In The Beginning . .
. God . . .
By James Donahue
The phrase quoted in
the above headline: “In the beginning, God . . .” may be among the most familiar four words in the literate world.
They are the very first words in the ancient text of the Book of Genesis. They have been the subject of many Christian sermons
since the very origins of the church, and possibly even before when the Hebrew people were gathering text.
The Christians perceive
the significance of these words to prove that there was a beginning of everything as we know it and that the creator God is
an eternal/external power that always was and always will be. They also see this God as the source of all creation.
This is not the only
interpretation. If we perceive a universe created from our own minds, then we must think of the god as the creator that exists
within us. Thus the “beginning” becomes the starting of perhaps our own awareness of an existence.
If this is so, then when,
we might ask, did this personal awareness begin? Have we always been since the beginning of time? Did our existence begin
at the creation of the Earth?
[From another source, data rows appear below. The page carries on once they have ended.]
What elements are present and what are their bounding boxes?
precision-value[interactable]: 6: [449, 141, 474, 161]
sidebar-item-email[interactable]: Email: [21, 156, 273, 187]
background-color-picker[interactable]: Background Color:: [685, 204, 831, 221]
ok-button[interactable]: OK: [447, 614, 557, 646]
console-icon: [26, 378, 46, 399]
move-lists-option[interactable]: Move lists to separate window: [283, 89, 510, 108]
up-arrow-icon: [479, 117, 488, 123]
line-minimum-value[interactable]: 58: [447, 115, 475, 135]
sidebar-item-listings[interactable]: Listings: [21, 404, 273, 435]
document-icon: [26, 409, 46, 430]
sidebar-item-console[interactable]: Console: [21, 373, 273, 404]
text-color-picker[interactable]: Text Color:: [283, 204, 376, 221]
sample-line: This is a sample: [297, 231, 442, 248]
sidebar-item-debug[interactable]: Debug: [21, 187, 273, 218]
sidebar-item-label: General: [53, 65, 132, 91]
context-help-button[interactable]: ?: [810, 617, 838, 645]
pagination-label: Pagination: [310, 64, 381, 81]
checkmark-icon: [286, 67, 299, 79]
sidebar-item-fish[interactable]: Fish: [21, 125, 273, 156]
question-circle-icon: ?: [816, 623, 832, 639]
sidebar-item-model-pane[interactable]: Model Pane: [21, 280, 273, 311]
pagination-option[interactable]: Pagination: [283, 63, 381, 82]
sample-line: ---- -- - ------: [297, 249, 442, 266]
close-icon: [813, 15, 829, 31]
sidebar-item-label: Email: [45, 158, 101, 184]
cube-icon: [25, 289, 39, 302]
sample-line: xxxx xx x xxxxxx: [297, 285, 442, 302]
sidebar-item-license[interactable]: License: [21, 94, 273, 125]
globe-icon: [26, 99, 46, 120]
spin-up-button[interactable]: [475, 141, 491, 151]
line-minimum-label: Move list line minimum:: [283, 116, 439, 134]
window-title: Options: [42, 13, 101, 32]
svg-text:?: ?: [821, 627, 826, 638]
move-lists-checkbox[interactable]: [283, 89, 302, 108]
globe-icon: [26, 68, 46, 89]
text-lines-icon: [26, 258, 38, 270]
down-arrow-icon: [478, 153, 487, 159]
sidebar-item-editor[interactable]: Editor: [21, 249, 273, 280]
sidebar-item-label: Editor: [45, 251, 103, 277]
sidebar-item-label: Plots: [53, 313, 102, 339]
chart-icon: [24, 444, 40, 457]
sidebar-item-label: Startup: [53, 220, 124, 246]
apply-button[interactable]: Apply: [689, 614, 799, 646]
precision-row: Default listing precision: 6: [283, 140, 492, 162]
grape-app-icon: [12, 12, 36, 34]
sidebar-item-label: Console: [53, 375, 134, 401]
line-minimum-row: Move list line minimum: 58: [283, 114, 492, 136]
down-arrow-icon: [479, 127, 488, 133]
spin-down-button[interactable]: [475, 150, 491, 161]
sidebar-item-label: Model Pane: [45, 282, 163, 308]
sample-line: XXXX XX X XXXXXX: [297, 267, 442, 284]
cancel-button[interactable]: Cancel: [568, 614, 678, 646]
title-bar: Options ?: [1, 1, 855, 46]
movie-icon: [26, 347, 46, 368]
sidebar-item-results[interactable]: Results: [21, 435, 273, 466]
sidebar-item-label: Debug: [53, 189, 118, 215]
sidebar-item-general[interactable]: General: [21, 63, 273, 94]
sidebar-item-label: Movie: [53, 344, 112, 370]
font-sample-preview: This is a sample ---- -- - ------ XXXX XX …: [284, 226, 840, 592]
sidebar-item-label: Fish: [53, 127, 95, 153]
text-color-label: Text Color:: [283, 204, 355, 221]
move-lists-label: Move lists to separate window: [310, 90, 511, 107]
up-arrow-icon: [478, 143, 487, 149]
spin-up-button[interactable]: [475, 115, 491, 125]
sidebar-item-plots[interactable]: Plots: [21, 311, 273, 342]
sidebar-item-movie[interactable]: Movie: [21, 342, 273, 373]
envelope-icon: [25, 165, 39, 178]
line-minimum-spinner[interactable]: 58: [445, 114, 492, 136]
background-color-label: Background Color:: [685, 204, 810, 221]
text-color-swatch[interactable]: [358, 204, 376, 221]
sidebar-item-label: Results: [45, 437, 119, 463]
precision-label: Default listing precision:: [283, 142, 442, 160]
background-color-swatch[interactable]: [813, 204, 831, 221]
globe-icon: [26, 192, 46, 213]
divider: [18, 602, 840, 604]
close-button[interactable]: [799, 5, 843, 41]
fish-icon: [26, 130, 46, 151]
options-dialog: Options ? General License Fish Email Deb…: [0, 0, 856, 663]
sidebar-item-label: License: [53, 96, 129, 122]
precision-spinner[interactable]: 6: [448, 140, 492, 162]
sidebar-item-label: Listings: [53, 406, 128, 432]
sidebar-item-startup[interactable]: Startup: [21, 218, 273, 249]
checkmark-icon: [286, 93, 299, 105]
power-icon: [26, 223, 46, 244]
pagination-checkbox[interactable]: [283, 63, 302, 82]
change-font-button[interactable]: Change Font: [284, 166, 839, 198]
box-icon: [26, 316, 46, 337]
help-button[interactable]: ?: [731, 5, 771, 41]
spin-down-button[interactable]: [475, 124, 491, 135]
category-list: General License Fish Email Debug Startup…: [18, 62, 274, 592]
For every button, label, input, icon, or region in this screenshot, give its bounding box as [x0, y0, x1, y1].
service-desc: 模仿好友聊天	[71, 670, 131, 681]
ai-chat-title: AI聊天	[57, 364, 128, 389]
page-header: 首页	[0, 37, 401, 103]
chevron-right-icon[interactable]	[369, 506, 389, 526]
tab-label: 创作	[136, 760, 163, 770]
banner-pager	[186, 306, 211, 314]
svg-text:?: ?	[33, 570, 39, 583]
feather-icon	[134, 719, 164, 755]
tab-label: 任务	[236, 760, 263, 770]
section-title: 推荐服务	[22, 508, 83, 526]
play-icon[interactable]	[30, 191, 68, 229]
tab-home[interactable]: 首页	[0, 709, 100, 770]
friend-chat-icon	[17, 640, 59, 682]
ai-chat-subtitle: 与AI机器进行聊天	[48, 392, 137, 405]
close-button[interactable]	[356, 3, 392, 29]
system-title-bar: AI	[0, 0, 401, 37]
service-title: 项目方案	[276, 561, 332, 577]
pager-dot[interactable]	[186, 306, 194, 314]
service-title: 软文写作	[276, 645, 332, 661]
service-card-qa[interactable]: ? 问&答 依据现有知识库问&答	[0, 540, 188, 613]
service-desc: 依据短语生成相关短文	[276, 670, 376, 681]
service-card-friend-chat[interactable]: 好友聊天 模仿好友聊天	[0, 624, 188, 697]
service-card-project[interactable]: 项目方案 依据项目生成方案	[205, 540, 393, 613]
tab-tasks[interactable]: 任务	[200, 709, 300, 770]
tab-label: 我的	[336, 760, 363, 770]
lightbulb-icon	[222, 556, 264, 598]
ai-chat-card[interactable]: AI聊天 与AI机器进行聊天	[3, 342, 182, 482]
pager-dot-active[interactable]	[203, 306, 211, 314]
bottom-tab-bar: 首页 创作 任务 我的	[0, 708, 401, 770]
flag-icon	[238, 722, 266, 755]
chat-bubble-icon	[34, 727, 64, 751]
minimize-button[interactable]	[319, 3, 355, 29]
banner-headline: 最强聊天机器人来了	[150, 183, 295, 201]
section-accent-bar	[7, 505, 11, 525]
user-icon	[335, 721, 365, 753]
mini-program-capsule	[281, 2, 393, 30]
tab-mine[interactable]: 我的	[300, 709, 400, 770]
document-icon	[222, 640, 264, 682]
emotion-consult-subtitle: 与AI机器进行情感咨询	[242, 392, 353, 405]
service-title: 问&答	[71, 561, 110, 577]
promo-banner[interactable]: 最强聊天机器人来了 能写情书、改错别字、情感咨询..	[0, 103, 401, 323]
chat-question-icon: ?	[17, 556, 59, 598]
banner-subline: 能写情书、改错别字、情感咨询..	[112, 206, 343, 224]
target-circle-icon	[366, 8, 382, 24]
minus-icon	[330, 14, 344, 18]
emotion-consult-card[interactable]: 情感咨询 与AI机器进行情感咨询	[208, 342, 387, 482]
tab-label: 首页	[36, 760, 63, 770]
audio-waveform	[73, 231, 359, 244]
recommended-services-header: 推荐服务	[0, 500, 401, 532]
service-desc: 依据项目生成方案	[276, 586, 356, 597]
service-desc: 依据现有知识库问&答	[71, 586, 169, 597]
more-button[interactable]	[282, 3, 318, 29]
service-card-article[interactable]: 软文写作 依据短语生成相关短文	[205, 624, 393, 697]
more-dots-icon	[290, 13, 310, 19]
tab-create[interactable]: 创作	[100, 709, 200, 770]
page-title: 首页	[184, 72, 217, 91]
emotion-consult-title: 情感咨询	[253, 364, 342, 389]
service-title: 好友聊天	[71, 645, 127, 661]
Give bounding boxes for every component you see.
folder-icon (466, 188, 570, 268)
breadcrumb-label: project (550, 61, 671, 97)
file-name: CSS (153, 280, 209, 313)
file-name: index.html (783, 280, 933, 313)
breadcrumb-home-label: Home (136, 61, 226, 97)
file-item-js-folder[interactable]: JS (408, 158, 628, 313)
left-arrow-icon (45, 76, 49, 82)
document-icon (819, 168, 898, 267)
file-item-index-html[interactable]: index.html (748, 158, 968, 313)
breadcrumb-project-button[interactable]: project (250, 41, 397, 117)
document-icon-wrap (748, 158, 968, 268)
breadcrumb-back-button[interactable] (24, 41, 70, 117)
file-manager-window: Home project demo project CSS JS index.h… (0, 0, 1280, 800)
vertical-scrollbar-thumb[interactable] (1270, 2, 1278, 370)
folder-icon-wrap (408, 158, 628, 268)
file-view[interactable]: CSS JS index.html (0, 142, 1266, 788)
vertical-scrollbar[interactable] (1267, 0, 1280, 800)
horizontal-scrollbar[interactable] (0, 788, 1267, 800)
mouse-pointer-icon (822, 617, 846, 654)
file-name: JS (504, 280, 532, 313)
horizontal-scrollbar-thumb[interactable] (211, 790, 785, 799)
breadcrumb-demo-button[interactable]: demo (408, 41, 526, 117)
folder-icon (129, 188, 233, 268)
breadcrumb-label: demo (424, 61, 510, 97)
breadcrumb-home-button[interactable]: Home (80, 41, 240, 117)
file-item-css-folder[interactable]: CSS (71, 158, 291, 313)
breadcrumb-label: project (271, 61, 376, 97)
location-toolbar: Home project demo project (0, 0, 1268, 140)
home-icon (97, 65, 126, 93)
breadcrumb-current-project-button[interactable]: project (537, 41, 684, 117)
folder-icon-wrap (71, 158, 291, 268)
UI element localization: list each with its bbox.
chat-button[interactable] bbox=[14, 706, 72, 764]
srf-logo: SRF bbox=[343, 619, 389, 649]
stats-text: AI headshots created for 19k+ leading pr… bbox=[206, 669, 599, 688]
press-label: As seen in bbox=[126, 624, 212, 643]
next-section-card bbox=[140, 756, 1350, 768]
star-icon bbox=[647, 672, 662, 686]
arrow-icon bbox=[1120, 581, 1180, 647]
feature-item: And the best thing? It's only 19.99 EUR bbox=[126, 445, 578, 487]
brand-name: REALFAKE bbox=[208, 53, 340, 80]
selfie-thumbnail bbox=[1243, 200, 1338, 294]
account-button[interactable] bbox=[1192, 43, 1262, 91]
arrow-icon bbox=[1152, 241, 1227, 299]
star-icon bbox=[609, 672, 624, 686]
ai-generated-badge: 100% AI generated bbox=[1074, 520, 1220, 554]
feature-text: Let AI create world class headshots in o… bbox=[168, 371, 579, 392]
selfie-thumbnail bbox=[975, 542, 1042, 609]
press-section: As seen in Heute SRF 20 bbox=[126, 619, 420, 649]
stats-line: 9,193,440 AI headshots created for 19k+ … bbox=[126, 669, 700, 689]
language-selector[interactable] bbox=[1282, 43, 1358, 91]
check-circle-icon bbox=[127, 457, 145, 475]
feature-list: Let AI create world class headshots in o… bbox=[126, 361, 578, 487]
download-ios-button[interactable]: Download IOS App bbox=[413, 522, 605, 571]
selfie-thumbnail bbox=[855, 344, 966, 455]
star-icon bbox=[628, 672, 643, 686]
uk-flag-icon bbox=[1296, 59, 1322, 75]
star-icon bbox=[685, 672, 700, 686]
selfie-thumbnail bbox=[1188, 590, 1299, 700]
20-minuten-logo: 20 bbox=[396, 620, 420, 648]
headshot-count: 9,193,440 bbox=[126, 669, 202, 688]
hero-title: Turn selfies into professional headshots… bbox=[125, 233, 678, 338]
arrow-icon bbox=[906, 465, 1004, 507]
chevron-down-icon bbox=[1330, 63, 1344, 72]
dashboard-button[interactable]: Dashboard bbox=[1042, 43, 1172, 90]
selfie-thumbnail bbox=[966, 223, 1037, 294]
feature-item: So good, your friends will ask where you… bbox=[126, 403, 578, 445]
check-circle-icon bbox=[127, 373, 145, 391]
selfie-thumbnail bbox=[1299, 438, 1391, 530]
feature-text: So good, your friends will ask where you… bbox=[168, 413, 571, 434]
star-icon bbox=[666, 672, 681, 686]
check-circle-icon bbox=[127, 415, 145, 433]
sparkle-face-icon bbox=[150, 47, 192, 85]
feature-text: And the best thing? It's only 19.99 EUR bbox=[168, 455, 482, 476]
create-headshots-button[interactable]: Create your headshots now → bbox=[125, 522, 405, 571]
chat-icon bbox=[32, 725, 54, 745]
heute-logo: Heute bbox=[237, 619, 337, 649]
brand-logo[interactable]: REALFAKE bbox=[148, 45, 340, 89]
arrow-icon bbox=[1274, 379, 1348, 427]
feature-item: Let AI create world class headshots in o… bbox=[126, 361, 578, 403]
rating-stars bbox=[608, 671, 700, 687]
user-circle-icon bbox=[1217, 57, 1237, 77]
Have we gone through many existences, returning from the astral world to inhabit new bodies
time and time again? Or is this trip our first and last time around?
That the book should
begin with a statement declaring there was “a beginning,” may only mean that it is the beginning of the story
of man. Or since it was intended as a Hebrew story explaining the creation as the writer perceived it, the reference to the
beginning may only point to the origins of the Hebrew story. Man was on this planet long before the Hebrew people began keeping
records.
There is something deeply
spiritual, however, in the phrase that puts God at the beginning. Just what and who the creator is, whether a great external
intelligence that looks down upon us from afar, a spiritual presence watching our every move, an alien race involved in manipulating
our DNA to make intelligent animals of us, or the spirit that exists within each of us, it is correct to state that the god
was, indeed, present at the beginning of the story.